Accenture Cyber Threat Intelligence team outlined a trend of collaboration between network access sellers and ransomware gangs. Several cybercriminals are increasingly offering initial network access to already-compromised companies used by Ransomware gangs
Deadly deals
Researchers have warned that hackers are seen selling credentials for RDP connections, Citrix, and Pulse Secure VPN clients to ransomware groups such as Avaddon, Exorcist, Lockbit, Maze, NetWalker, and Sodinokibi.
- Ransomware operators get direct access to corporate and government networks. Thus, they can concentrate on establishing persistence and moving laterally.
- The network-access sellers have been observed using attack vectors such as remote working tools, zero-day exploits, or malware such as Cerberus Trojan to attempt corporate network access in the future.

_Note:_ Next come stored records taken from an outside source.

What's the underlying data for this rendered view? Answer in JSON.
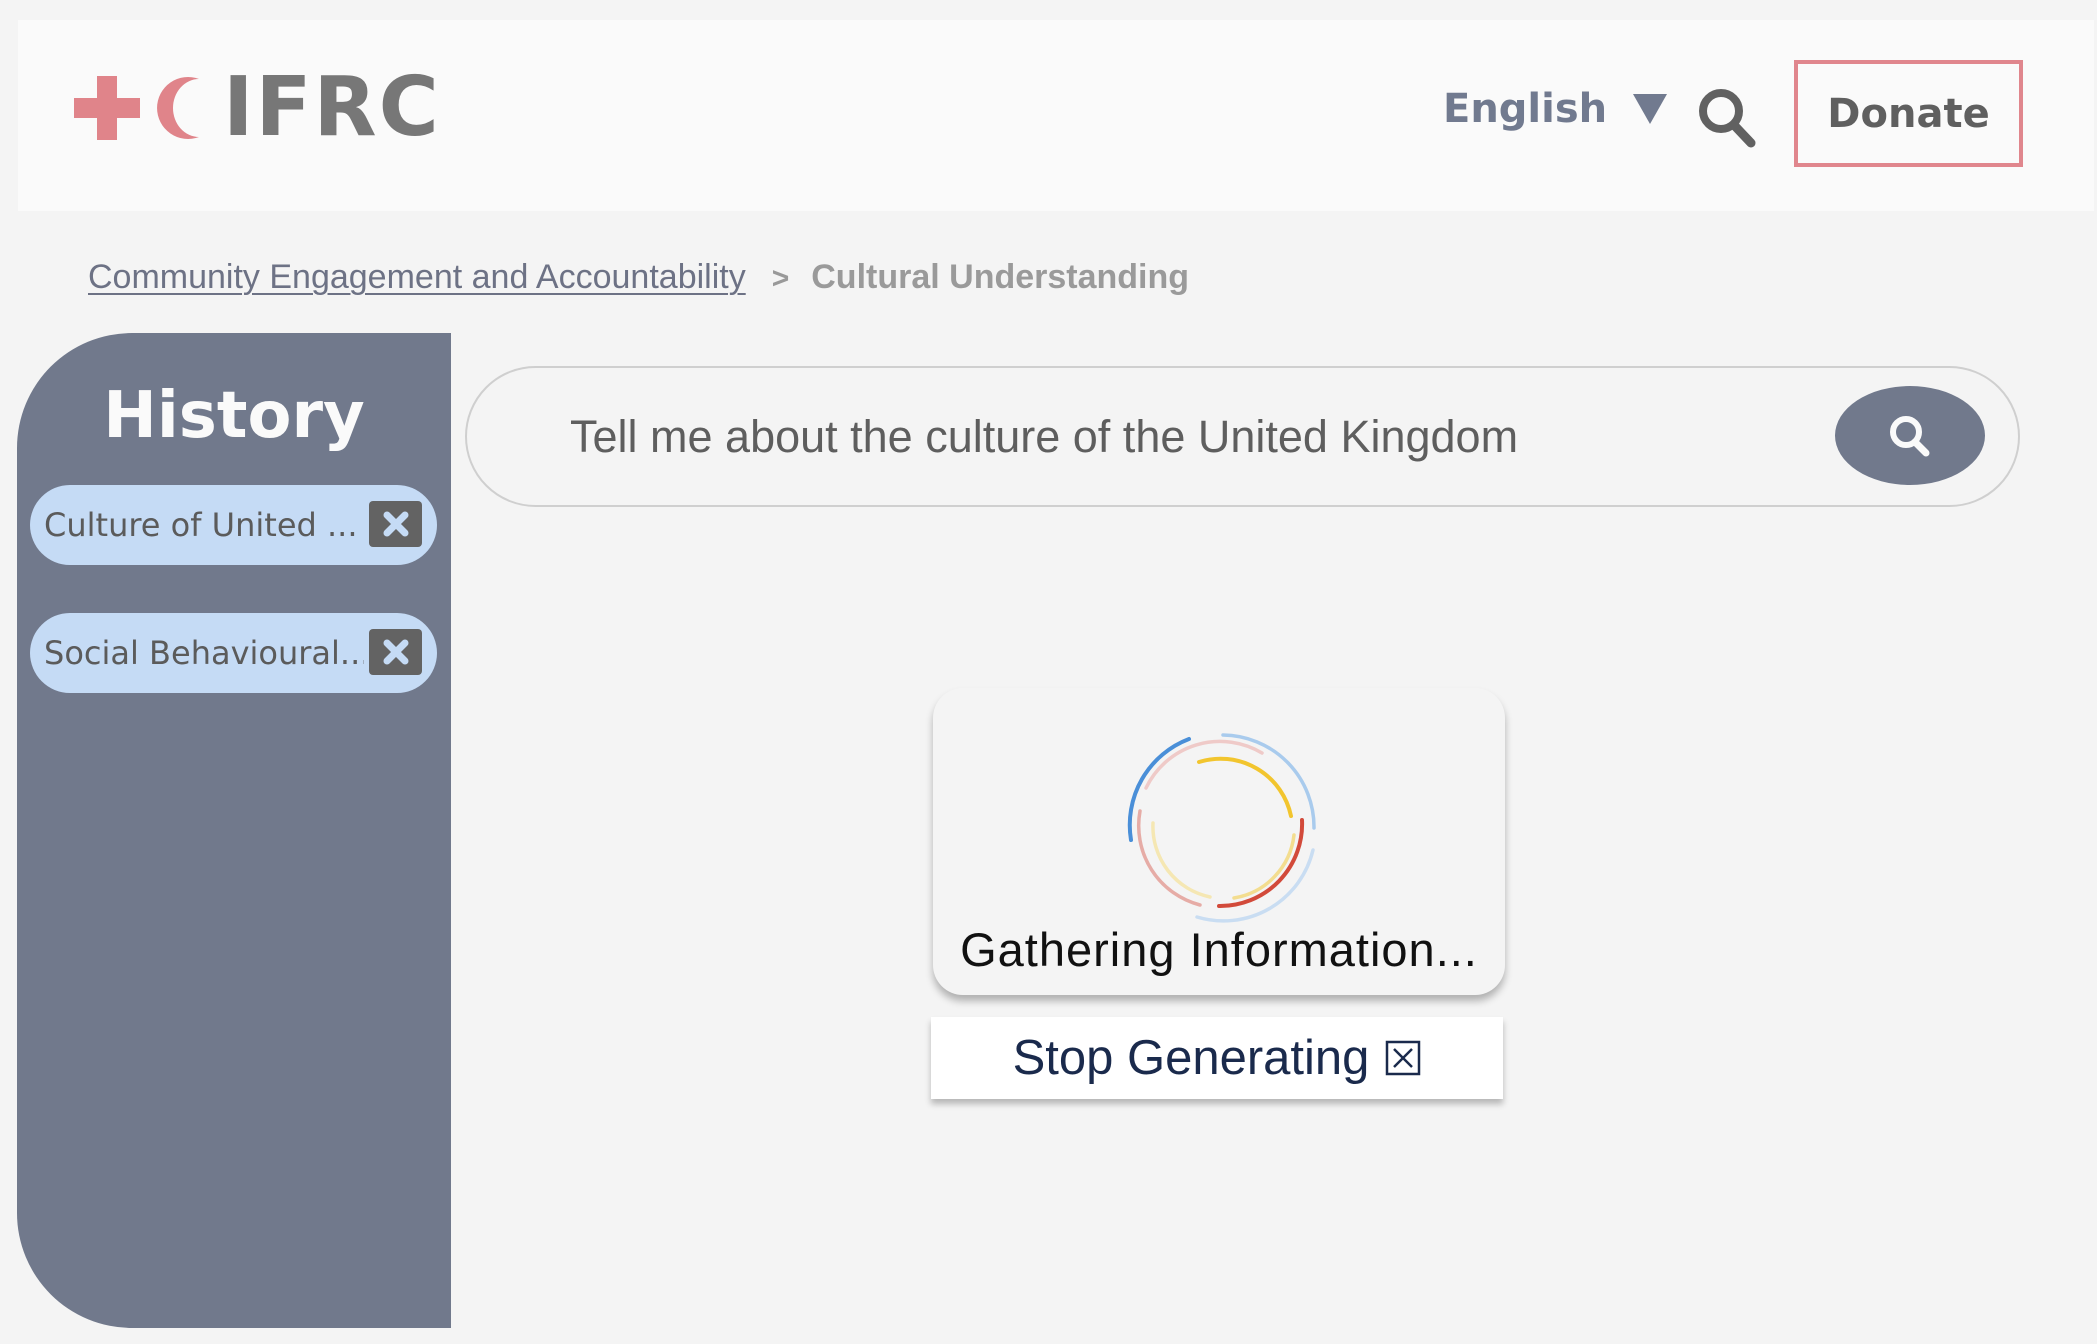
{
  "header": {
    "logo_text": "IFRC",
    "language": "English",
    "donate_label": "Donate",
    "colors": {
      "brand_red": "#e0848a",
      "accent_slate": "#71798c"
    }
  },
  "breadcrumb": {
    "parent": "Community Engagement and Accountability",
    "separator": ">",
    "current": "Cultural Understanding"
  },
  "sidebar": {
    "title": "History",
    "items": [
      {
        "label": "Culture of United ..."
      },
      {
        "label": "Social Behavioural..."
      }
    ]
  },
  "search": {
    "value": "Tell me about the culture of the United Kingdom"
  },
  "loader": {
    "status": "Gathering Information...",
    "stop_label": "Stop Generating"
  }
}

- The network access credentials are usually offered between $300 and $10,000, depending on the size and revenue of the victim.
The destructive relationship
Accenture has tracked more than 25 persistent network access sellers, as well as the occasional one-off seller, with more entering every week.
- In August, four actors were seen utilizing the source code of Cerberus Trojan to gain corporate and government network access credentials, which they sold to other cybercrime groups for a handsome profit.
- In July, the threat actor Frankknox aborted a sale of a self-developed Zero-day targeting a well-known brand of a mail server and began exploiting the vulnerability to gain corporate network access to multiple victims. Until September, Frankknox has advertised access to 36 corporations for between $2,000 and $20,000, of which at least 11 they claim to have sold.